Kinsler: Love him or hate him and most Rangers fans do
FORT WORTH, Texas – The big trade, not unlike the flighty second baseman sharing the center of it, is being both lauded and lamented.
Fans of the Texas Rangers are sorry to see Ian Kinsler go. The other half has volunteered to drive him to the airport.
He made you come to your feet and cheer. He made you shake your head and wince.
The female fans thought he was cute. Their boyfriends and husbands thought he was a punk.
For the better part of eight seasons, Ian Kinsler was an energizing force in the Rangers’ lineup. The rest of the time, he was Captain Pop-up.
And so it went for Ian Michael Kinsler, the former Spokane Indians standout who was traded to the Detroit Tigers on Wednesday for slugger Prince Fielder.
Never has there been a more polarizing Texas Ranger.
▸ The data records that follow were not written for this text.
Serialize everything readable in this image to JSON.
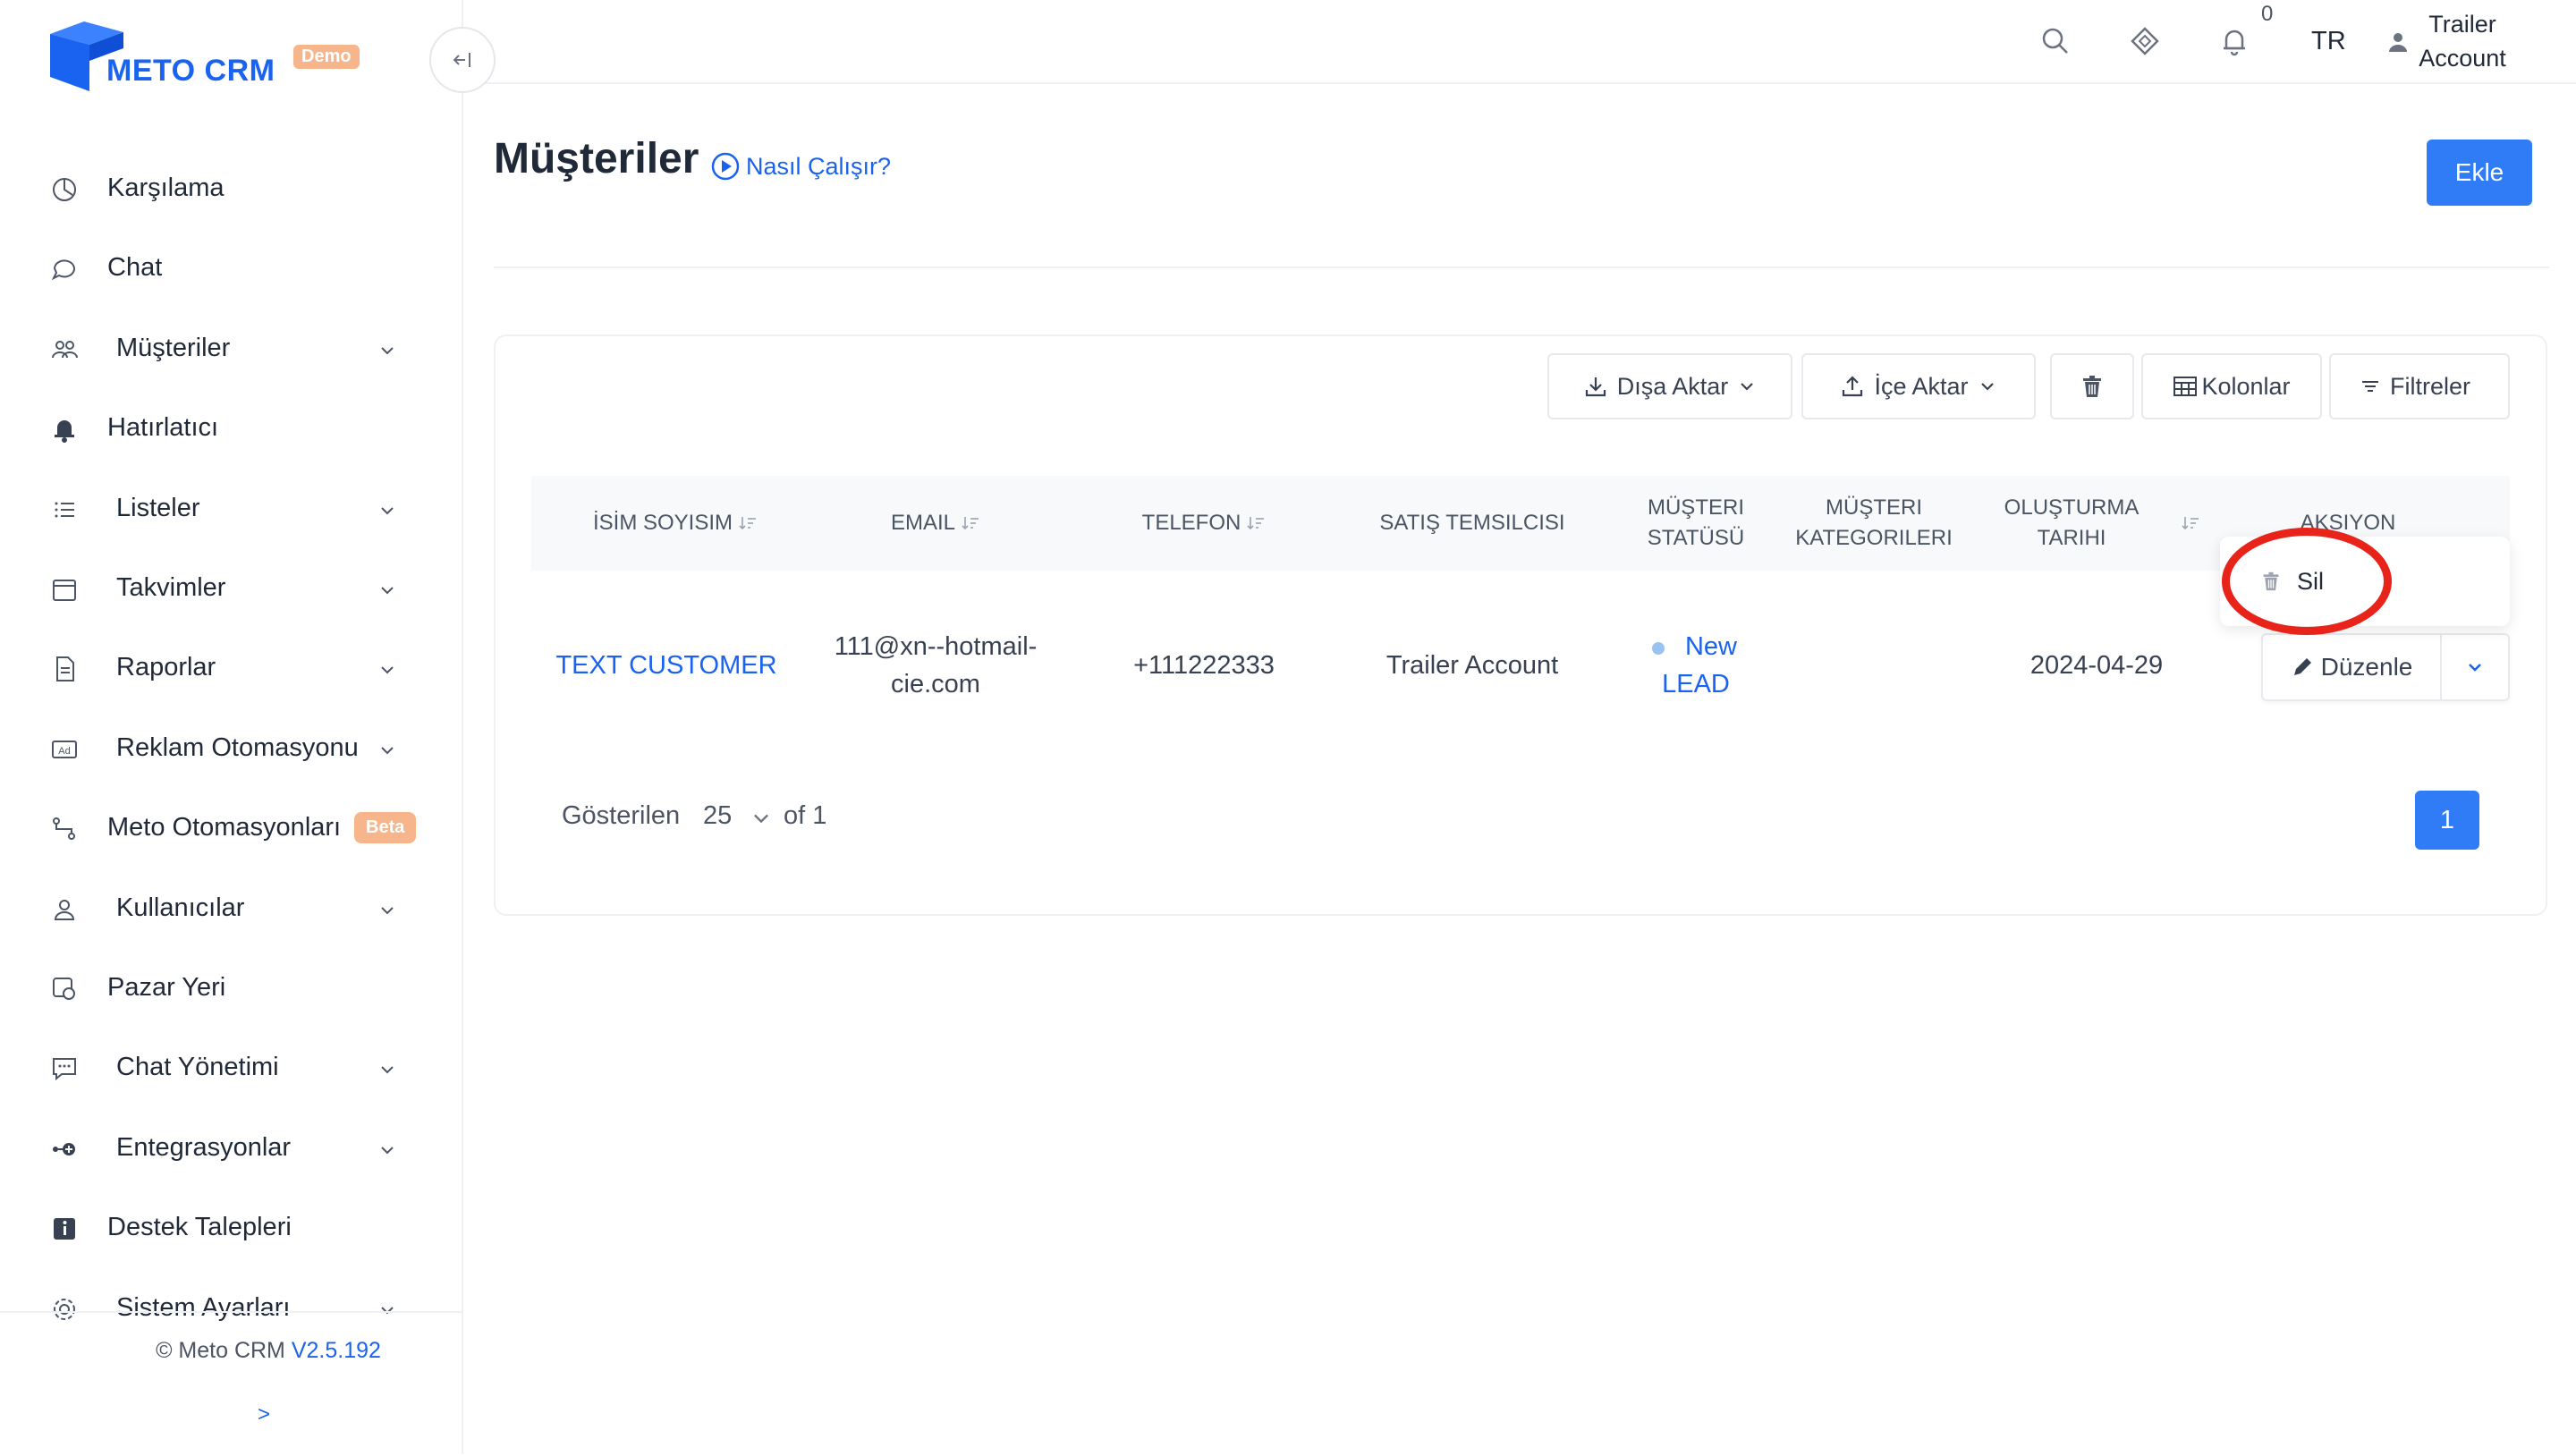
{
  "brand": {
    "name": "METO CRM",
    "badge": "Demo"
  },
  "colors": {
    "accent": "#2f7cf6",
    "brand": "#1a62f0",
    "highlight": "#e8231a",
    "beta": "#f6b58a"
  },
  "sidebar": {
    "collapse_icon": "collapse-left-icon",
    "items": [
      {
        "label": "Karşılama",
        "icon": "dashboard-icon",
        "expandable": false
      },
      {
        "label": "Chat",
        "icon": "chat-bubble-icon",
        "expandable": false
      },
      {
        "label": "Müşteriler",
        "icon": "users-icon",
        "expandable": true
      },
      {
        "label": "Hatırlatıcı",
        "icon": "bell-icon",
        "expandable": false
      },
      {
        "label": "Listeler",
        "icon": "list-icon",
        "expandable": true
      },
      {
        "label": "Takvimler",
        "icon": "calendar-icon",
        "expandable": true
      },
      {
        "label": "Raporlar",
        "icon": "report-icon",
        "expandable": true
      },
      {
        "label": "Reklam Otomasyonu",
        "icon": "ad-icon",
        "expandable": true
      },
      {
        "label": "Meto Otomasyonları",
        "icon": "automation-icon",
        "expandable": false,
        "badge": "Beta"
      },
      {
        "label": "Kullanıcılar",
        "icon": "user-icon",
        "expandable": true
      },
      {
        "label": "Pazar Yeri",
        "icon": "marketplace-icon",
        "expandable": false
      },
      {
        "label": "Chat Yönetimi",
        "icon": "chat-manage-icon",
        "expandable": true
      },
      {
        "label": "Entegrasyonlar",
        "icon": "integration-icon",
        "expandable": true
      },
      {
        "label": "Destek Talepleri",
        "icon": "info-icon",
        "expandable": false
      },
      {
        "label": "Sistem Ayarları",
        "icon": "gear-icon",
        "expandable": true
      }
    ],
    "footer": {
      "copyright": "© Meto CRM",
      "version": "V2.5.192",
      "expand": ">"
    }
  },
  "header": {
    "notification_count": "0",
    "language": "TR",
    "user_line1": "Trailer",
    "user_line2": "Account"
  },
  "page": {
    "title": "Müşteriler",
    "howto": "Nasıl Çalışır?",
    "add_button": "Ekle"
  },
  "toolbar": {
    "export": "Dışa Aktar",
    "import": "İçe Aktar",
    "columns": "Kolonlar",
    "filters": "Filtreler"
  },
  "table": {
    "columns": [
      {
        "line1": "İSİM SOYISIM",
        "line2": "",
        "sortable": true
      },
      {
        "line1": "EMAIL",
        "line2": "",
        "sortable": true
      },
      {
        "line1": "TELEFON",
        "line2": "",
        "sortable": true
      },
      {
        "line1": "SATIŞ TEMSILCISI",
        "line2": "",
        "sortable": false
      },
      {
        "line1": "MÜŞTERI",
        "line2": "STATÜSÜ",
        "sortable": false
      },
      {
        "line1": "MÜŞTERI",
        "line2": "KATEGORILERI",
        "sortable": false
      },
      {
        "line1": "OLUŞTURMA TARIHI",
        "line2": "",
        "sortable": true
      },
      {
        "line1": "AKSIYON",
        "line2": "",
        "sortable": false
      }
    ],
    "rows": [
      {
        "name": "TEXT CUSTOMER",
        "email_line1": "111@xn--hotmail-",
        "email_line2": "cie.com",
        "phone": "+111222333",
        "rep": "Trailer Account",
        "status_line1": "New",
        "status_line2": "LEAD",
        "categories": "",
        "created": "2024-04-29",
        "edit_label": "Düzenle"
      }
    ],
    "action_menu": {
      "delete_label": "Sil"
    }
  },
  "pagination": {
    "shown_label": "Gösterilen",
    "page_size": "25",
    "of_label": "of 1",
    "current_page": "1"
  }
}
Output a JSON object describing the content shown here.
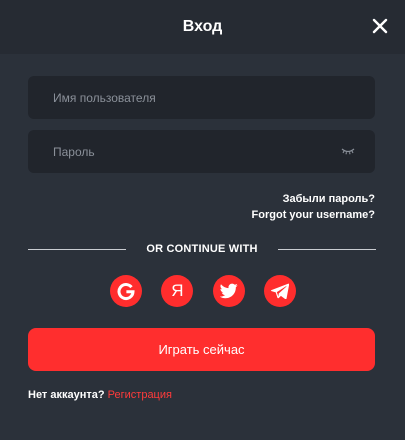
{
  "modal": {
    "title": "Вход",
    "close_icon": "close-icon"
  },
  "form": {
    "username_placeholder": "Имя пользователя",
    "username_value": "",
    "password_placeholder": "Пароль",
    "password_value": "",
    "password_toggle_icon": "eye-closed-icon",
    "forgot_password": "Забыли пароль?",
    "forgot_username": "Forgot your username?"
  },
  "divider": {
    "text": "OR CONTINUE WITH"
  },
  "social": {
    "items": [
      {
        "icon": "google-icon"
      },
      {
        "icon": "yandex-icon",
        "glyph": "Я"
      },
      {
        "icon": "twitter-icon"
      },
      {
        "icon": "telegram-icon"
      }
    ]
  },
  "actions": {
    "play_label": "Играть сейчас"
  },
  "footer": {
    "question": "Нет аккаунта?",
    "register_link": "Регистрация"
  },
  "colors": {
    "background": "#2b313a",
    "header": "#262b33",
    "field": "#21252c",
    "accent": "#ff2e2e"
  }
}
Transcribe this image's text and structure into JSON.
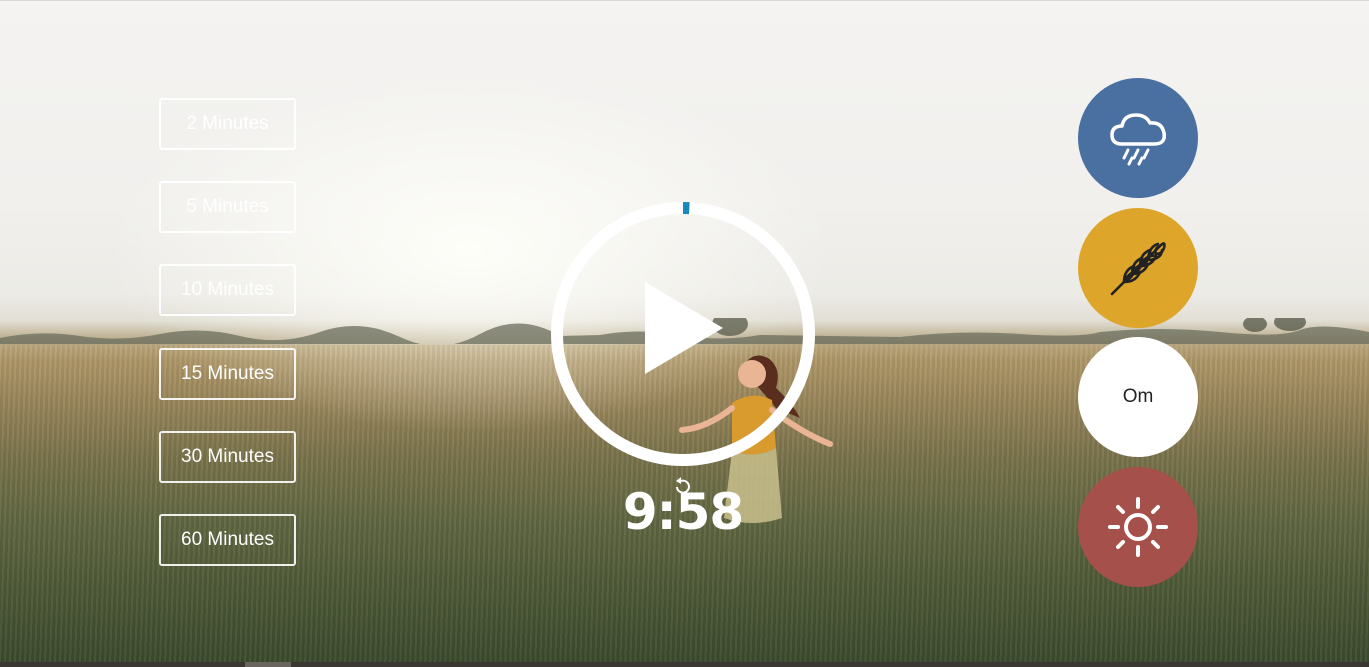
{
  "durations": [
    {
      "label": "2 Minutes"
    },
    {
      "label": "5 Minutes"
    },
    {
      "label": "10 Minutes"
    },
    {
      "label": "15 Minutes"
    },
    {
      "label": "30 Minutes"
    },
    {
      "label": "60 Minutes"
    }
  ],
  "timer": {
    "display": "9:58",
    "progress": 0.003
  },
  "sounds": {
    "rain": {
      "icon": "rain-cloud-icon",
      "color": "#4a6fa1"
    },
    "wheat": {
      "icon": "wheat-icon",
      "color": "#dda62a"
    },
    "om": {
      "label": "Om",
      "color": "#ffffff"
    },
    "sun": {
      "icon": "sun-icon",
      "color": "#a5504a"
    }
  },
  "icons": {
    "play": "play-icon",
    "reset": "reset-icon"
  }
}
You cheered Ian’s hits. Then, you grumbled and shook your fist when he promptly got picked off first base, 19 times over the past three seasons.
I liked him. Except when I couldn’t stand him.
That’s what kind of player the city of Detroit is getting. Enjoy him, Tigers fans. Excuse the pop-ups, because some of those inside fastballs will be ripped into the left-field seats for home runs.
Excuse the occasional baffling fielding miscue. Instead, marvel at how magically Kinsler can turn a double play.
He was a good guy, when he wasn’t trying to be a postgame butthead.
If the Josh Hamilton departure taught us anything, it’s that the current generation of athlete fails to appreciate the art of the graceful exit. Thus, we read the words of Kinsler’s agent, Jay Franklin, as he talked to Fox Sports’ Ken Rosenthal on the morning after the big trade.
“It’s not that he wanted to leave,” Franklin told Rosenthal. “But he saw the things Jon Daniels was trying to do going forward and could see the picture on the wall, that they were going in a direction that he did not want to be a part of.”
Franklin added this uncomfortable line:
“After they got rid of Josh (Hamilton), Ian arguably was the last player people could relate to.”
Whoa. Whether Franklin intended or not, his remark implies that Rangers fans only “relate to” 30-year-old white players.
There are, of course, scores of Texas fans who consider the likes of Elvis Andrus, Adrian Beltre and Yu Darvish their favorite Rangers.
Franklin and Kinsler can try to make general manager Daniels the villain in the big trade. But it was Ian who made Ian expendable.
It was Kinsler who, in mid-November of 2012, announced he was willing to change positions, if the club deemed it necessary.
“It’s my job to play baseball,” he said.
By January, barely two months – and one phone call to his buddy, Michael Young? – later, Kinsler was rescinding his cooperation.
He remained at second base. The club had no plans to move Kinsler to first or left for 2014.
In any case, the deal is done. The dollars are right.
Note to Detroit fans, though: Kinsler isn’t a 30-30 player anymore. I’m not sure if he’s even a 20-20 player, batting in spacious Comerica Park.
He was streaky. And he was prickly. He could be friendly with the local media and, in the next breath, be calling us a “box of rocks.” (We’ve been called worse).
But he’s got game, and there’s plenty of mustard in Detroit for it.
Rangers fans, I suspect, are going to enjoy watching Fielder try to launch arching drives to the right-field home run porch.
Ian Kinsler, meanwhile, should get a warm ovation when he returns here in June in a Tigers uniform. He earned it.
I’ll miss him. But if he needs a ride to the airport, let me know.